Family planning has a crucial role to play in reducing maternal, infant and child mortality. “The project for non-hormonal contraceptives is really about unlocking these new opportunities for women and giving them new choices to control their fertility without the perceived side effects and health risks associated with hormonal contraceptives,” according to Barrault. Exscientia will be applying a single-target approach for the non-hormonal contraception project.

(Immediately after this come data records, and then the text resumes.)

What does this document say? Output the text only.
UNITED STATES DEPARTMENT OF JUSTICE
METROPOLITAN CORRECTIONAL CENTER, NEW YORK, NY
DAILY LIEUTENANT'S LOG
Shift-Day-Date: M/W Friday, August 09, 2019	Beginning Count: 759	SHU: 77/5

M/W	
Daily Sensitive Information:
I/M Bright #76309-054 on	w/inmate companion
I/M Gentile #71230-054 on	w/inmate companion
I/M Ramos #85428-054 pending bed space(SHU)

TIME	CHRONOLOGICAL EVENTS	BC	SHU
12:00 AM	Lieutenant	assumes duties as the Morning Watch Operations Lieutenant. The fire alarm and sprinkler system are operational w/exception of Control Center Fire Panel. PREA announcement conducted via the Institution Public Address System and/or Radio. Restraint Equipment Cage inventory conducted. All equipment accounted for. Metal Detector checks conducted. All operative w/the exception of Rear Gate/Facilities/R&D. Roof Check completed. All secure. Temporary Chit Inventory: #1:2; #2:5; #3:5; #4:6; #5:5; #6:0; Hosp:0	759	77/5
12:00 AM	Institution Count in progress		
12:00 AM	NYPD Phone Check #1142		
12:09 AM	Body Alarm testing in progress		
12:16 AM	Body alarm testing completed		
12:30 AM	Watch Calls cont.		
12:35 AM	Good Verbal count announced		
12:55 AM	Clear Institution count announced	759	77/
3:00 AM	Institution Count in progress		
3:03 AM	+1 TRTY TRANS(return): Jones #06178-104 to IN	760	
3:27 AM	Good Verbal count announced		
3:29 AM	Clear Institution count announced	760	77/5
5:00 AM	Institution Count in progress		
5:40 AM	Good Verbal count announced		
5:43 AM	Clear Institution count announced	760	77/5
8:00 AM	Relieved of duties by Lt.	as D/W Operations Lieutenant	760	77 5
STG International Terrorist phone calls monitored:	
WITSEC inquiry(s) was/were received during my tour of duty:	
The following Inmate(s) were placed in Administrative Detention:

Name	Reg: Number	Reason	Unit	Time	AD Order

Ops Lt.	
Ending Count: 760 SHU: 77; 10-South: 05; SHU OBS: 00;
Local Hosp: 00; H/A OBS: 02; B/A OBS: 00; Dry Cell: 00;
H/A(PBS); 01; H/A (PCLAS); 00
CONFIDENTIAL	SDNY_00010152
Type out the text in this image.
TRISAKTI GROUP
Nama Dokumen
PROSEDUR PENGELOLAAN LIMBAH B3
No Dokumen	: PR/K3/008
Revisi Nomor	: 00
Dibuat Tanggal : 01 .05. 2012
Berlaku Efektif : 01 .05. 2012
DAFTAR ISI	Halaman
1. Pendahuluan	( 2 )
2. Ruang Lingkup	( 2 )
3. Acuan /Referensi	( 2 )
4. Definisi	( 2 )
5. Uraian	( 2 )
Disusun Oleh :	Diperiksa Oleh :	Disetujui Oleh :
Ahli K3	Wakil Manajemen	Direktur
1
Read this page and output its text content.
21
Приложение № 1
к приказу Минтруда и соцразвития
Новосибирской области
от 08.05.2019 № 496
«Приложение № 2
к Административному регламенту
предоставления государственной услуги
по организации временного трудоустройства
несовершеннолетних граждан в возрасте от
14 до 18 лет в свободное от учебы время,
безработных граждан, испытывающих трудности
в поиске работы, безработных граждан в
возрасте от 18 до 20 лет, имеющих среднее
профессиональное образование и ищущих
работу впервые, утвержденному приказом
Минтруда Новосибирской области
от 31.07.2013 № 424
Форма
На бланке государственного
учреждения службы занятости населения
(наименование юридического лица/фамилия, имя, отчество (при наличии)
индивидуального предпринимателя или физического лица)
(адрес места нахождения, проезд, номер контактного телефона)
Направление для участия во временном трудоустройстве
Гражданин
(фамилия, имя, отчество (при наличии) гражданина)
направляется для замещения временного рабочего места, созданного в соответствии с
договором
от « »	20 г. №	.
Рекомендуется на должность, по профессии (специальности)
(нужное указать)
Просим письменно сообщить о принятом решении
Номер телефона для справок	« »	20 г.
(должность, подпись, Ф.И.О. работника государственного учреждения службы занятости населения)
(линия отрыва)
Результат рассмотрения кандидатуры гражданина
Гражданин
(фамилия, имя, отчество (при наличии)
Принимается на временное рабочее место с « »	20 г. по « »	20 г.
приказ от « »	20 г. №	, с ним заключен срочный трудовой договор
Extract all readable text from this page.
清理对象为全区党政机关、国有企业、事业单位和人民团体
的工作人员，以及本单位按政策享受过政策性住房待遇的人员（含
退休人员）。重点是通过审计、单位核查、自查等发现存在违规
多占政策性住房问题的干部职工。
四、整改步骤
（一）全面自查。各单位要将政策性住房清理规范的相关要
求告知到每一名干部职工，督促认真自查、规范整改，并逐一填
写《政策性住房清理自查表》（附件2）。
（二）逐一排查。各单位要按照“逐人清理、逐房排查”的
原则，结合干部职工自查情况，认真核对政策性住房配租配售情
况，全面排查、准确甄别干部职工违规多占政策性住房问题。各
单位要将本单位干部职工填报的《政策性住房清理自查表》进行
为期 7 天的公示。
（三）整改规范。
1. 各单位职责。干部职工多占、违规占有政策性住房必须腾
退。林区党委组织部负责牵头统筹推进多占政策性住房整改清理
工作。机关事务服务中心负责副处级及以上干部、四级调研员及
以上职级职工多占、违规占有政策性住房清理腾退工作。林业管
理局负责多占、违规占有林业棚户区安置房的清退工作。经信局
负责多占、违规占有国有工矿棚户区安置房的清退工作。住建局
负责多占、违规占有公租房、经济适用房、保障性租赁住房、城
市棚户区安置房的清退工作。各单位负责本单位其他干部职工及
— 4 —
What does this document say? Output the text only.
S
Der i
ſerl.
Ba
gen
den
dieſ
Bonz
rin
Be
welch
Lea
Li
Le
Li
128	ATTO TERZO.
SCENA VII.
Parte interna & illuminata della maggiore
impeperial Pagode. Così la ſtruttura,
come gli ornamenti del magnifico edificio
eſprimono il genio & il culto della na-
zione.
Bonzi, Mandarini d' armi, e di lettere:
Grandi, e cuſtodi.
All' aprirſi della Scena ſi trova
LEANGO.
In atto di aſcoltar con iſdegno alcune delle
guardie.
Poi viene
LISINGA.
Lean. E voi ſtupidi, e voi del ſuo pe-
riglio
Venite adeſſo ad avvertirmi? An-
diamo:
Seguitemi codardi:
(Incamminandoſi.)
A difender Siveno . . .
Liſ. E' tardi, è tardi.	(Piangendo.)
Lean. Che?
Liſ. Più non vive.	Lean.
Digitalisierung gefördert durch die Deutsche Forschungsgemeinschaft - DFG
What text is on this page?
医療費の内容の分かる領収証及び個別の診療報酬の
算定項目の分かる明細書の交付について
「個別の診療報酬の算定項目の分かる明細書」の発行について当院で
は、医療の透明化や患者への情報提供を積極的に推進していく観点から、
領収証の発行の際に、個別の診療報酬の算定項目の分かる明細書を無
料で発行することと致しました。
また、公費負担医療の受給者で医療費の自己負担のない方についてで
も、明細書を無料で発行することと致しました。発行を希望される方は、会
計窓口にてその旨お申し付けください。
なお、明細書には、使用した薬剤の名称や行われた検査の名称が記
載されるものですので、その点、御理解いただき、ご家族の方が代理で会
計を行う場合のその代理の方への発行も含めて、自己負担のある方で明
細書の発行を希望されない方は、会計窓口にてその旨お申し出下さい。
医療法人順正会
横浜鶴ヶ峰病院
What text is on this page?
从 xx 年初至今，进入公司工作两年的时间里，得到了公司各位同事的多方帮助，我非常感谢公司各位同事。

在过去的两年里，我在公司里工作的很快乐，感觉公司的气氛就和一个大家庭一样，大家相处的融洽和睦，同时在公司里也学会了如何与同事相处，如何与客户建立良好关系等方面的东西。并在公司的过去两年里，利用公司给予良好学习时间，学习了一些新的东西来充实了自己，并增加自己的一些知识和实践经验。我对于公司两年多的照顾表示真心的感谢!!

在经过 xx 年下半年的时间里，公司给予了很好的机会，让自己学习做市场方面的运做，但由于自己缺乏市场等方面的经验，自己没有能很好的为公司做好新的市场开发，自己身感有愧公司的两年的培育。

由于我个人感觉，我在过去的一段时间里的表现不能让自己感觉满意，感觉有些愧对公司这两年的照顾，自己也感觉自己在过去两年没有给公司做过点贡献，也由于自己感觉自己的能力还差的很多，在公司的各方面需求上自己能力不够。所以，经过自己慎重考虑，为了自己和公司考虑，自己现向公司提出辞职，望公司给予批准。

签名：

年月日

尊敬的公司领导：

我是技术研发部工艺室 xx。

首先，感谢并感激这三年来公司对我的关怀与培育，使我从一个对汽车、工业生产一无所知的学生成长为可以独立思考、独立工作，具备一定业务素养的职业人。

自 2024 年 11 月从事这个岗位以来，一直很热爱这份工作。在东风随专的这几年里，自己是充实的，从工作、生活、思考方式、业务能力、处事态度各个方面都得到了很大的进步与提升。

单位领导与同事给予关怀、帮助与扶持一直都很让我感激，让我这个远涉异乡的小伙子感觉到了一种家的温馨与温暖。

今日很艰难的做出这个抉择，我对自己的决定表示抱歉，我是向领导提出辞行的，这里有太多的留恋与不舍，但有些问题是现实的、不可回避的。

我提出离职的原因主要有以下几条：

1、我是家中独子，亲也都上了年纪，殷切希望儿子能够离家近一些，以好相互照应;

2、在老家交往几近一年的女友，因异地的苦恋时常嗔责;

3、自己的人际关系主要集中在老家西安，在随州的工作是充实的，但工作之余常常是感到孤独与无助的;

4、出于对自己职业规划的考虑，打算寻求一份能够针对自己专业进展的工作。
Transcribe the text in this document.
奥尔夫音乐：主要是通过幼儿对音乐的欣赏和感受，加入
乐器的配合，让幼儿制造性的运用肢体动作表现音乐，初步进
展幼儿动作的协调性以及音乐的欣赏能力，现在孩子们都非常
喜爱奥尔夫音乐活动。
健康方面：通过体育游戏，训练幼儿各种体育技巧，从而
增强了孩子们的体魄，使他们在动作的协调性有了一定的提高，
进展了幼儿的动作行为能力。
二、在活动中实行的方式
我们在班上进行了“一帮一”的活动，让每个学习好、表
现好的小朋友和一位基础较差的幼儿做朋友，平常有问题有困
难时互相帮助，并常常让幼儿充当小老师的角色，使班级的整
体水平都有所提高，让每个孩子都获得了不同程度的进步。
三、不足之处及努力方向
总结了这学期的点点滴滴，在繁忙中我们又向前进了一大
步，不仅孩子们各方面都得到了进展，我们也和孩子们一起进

Barrault notes Exscientia has been talking to the Gates Foundation for many years and it became “very clear there were projects where it would make sense for us to collaborate”.
“Our platforms are disease-agnostic so we can apply them to any problem,” states Barrault. But this grant gives the company an “opportunity to explore disease areas we wouldn’t necessarily pursue on our own”, and therefore make a real difference in low-income countries to alleviate poverty and disease.
The two-year $4.2m grant also grants Exscientia access to databases, biological assets and expertise from the Gates Foundation. The partners hope that by combining this with Exscientia’s AI Centaur platforms, new therapies to address these unmet needs can be developed efficiently and reach patients as quickly as possible.
Barrault is hopeful that within the two-year grant period Exscientia will have “proved the platform is worth its while in [these] disease areas” and the drugs will be well on their way to the clinic.